‘Mork & Mindy’ Star Says Robin Williams ‘Flashed, Humped, Bumped, Grabbed’ Her on Set

“And I never took offence,” Pam Dawber says

Robin Williams’ “Mork & Mindy” co-star Pam Dawber said the late actor would behave inappropriately toward her on the set of the 1970s sitcom, but she was never offended.

“I had the grossest things done to me by him,” Dawber has written in a soon-to-be-published biography of Williams, quotes from which were published by the Daily Mail. “I never took offense. I mean I was flashed, humped, bumped, grabbed. I think he probably did it to a lot of people … but it was so much fun.”

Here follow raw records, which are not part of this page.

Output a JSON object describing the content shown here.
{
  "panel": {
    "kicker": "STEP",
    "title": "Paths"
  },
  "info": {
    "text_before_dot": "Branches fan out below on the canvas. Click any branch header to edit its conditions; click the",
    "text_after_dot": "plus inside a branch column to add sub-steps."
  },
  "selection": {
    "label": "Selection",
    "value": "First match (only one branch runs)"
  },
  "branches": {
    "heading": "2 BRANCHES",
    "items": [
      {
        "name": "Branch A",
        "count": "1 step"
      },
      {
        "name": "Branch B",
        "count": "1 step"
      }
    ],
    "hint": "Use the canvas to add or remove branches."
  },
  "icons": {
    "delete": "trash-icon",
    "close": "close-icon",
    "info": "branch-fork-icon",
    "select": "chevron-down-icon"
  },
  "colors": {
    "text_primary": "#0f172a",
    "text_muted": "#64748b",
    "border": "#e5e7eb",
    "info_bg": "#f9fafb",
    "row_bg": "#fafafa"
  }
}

The biography, authored by New York Times journalist Dave Itzkoff, also features interviews with director Howard Storm and producer Garry Marshall, both of whom described sexually inappropriate behavior from Williams toward Dawber and other women on set.

“He’d be doing a paragraph and in the middle of it he would just turn and grab her ass,” Storm said. “Or grab a breast. And we’d start again. I’d say, ‘Robin, there’s nothing in the script that says you grab Pam’s ass.’ And he’d say: ‘Oh, OK.”’

“He would take all his clothes off, he would be standing there totally naked and she was trying to act. His aim in life was to make Pam Dawber blush,” added Marshall.

Dawber, who starred as Williams’ wife on the sitcom for four seasons, said she was unfazed by his actions, describing them as “playful.”

“If you put it on paper you would be appalled,” she said. “But somehow he had this guileless little thing that he would do — those sparkly eyes. He’d look at you, really playful, like a puppy, all of a sudden. And then he’d grab your tits and then run away. And somehow he could get away with it. It was the ’70s, after all.”

Williams took his own life in 2014, and the subsequent autopsy revealed that he struggled with a neurological condition called Lewy body disease (LBD) that fundamentally altered his personality and behavior — a condition his widow Susan Schneider Williams described as “chemical warfare in his brain.”

“Robin,” Itzkoff’s biography of the comedian, is set to be released on May 15, 2018.